The traditional publishing process involves edits, rewrite, re-edits, more rewriting and even more re-edits and rewrites before the publication of the “final product”.
… and often this “final product” is not really final. The author may be struggling to meet deadlines (like handing in an assessment task) or their ideas later change.
This concept of writing suggests that writing (and indeed the development of ideas) is a linear process.
Clearly, in my opinion, this is NOT the case. It is very much cyclical in nature with ideas constantly being challenged and reviewed. As a teacher, one of our roles is to challenge students ideas.
But why should this role be exclusively the teacher’s domain. Getting peers to review can be just as – if not more – powerful. Like it or not students listen to their peers – something they don’t always do with their teachers.

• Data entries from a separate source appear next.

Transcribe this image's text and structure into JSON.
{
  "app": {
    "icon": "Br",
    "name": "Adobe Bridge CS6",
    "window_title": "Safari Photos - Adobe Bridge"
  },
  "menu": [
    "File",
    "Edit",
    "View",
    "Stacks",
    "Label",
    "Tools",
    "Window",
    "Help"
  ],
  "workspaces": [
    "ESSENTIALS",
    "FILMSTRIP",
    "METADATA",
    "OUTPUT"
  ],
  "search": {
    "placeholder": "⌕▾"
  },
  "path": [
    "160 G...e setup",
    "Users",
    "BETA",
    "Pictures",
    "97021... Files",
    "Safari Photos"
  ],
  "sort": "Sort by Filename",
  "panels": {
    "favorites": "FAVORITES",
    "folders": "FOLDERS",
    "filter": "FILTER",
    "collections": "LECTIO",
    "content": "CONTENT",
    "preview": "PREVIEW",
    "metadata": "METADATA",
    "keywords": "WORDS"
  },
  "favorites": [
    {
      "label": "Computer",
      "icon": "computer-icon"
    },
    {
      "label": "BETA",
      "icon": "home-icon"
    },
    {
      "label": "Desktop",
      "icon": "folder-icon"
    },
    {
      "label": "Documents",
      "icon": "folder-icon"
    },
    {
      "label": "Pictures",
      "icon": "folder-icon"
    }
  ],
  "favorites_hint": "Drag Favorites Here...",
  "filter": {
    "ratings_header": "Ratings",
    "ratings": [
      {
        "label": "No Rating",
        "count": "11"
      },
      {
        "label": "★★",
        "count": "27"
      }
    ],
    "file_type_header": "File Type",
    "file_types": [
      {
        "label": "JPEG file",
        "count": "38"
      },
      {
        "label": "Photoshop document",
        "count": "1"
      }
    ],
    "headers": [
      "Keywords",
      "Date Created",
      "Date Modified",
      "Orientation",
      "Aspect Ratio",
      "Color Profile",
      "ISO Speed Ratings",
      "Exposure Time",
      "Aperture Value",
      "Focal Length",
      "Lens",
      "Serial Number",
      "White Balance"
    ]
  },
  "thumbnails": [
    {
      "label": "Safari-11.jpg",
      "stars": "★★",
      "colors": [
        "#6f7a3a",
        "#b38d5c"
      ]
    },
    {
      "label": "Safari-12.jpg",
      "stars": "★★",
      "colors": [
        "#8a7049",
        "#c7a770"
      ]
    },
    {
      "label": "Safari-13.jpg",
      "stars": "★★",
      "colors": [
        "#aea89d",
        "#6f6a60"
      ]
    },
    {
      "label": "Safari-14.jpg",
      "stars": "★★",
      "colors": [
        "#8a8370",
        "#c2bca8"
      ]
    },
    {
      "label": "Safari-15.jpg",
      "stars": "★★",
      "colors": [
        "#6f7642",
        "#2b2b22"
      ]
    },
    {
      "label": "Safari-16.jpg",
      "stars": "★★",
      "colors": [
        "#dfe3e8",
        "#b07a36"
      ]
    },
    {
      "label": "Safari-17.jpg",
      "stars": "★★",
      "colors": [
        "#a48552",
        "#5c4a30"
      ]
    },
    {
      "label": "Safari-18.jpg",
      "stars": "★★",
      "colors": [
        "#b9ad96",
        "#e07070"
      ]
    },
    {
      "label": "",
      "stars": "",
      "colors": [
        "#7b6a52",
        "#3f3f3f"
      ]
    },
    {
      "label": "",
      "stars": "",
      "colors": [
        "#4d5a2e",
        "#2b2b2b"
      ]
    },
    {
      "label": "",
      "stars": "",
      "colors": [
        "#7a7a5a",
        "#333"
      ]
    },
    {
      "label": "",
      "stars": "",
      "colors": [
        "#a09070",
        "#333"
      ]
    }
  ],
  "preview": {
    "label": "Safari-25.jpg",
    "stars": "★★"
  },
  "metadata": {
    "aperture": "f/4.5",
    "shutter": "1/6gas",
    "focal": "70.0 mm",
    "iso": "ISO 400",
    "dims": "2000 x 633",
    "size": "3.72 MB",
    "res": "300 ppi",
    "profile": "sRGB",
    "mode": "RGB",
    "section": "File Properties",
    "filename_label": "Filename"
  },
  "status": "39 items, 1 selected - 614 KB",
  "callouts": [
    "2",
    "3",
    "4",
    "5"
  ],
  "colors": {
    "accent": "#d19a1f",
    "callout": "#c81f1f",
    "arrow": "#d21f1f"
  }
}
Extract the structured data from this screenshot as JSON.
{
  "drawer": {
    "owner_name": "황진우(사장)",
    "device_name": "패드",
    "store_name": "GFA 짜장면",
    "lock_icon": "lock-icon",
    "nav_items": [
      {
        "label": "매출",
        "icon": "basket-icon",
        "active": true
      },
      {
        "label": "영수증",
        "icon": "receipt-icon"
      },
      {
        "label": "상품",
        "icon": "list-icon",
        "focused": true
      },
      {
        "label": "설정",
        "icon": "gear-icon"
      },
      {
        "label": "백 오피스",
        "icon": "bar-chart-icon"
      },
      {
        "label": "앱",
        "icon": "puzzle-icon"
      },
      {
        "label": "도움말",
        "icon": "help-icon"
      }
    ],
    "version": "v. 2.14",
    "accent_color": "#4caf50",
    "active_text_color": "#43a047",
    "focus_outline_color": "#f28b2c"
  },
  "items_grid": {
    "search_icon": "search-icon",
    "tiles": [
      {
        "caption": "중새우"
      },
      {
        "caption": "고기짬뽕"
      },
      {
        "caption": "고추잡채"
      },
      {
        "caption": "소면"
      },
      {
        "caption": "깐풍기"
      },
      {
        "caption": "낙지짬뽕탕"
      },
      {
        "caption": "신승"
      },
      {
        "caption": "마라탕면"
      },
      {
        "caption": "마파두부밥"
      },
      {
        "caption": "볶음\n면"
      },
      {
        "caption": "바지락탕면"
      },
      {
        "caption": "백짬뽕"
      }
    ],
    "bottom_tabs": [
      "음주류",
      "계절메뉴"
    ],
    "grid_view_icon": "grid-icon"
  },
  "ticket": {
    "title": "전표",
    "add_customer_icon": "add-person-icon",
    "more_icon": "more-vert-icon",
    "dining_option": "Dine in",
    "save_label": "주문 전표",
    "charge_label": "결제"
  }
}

When I recently suggested my Year 10 students publish their unfinished work and seek others’ opinions – they immediately baulked at the idea. They were concerned that others would simply steal their hard work rather than comment and suggest improvements.
I then posted a Blog entry asking the question:
“Is the best way to protect your work, to publish it for all to see?”
and asked the boys to comment.
The boys raised a number of interesting points:
- by sharing your work during the production process, all can see the origins of your work
- you are able to draw on others’ ideas through their feedback
- they are able to self evaluate their own work by comparing their own work to others’
- all are able to input into the originality of the work.
This last point triggered a class discussion where the boys were raising the point that they know some students “always” (not sure its always but that’s their words) simply copy and paste work from the “net” and achieve good marks consistently. By publishing work openly the boys were challenging each other to the origins of the work. One boy even posted a comment that said…
“Hey. That piece of work came from http://www.nameofsite….”
I believe that for too long too many good ideas never saw the light of day because we were afraid of putting our thoughts our there because they were incomplete, partially formed or we didn’t have all the answers.
Today through the power of the “Net” and Web 2.0 we can get our ideas out there easily, whether they be text based, audio or video and get feedback from others so that we can continues to evaluate, change or perhaps reinforce our own thoughts and ideas and maybe even help someone else.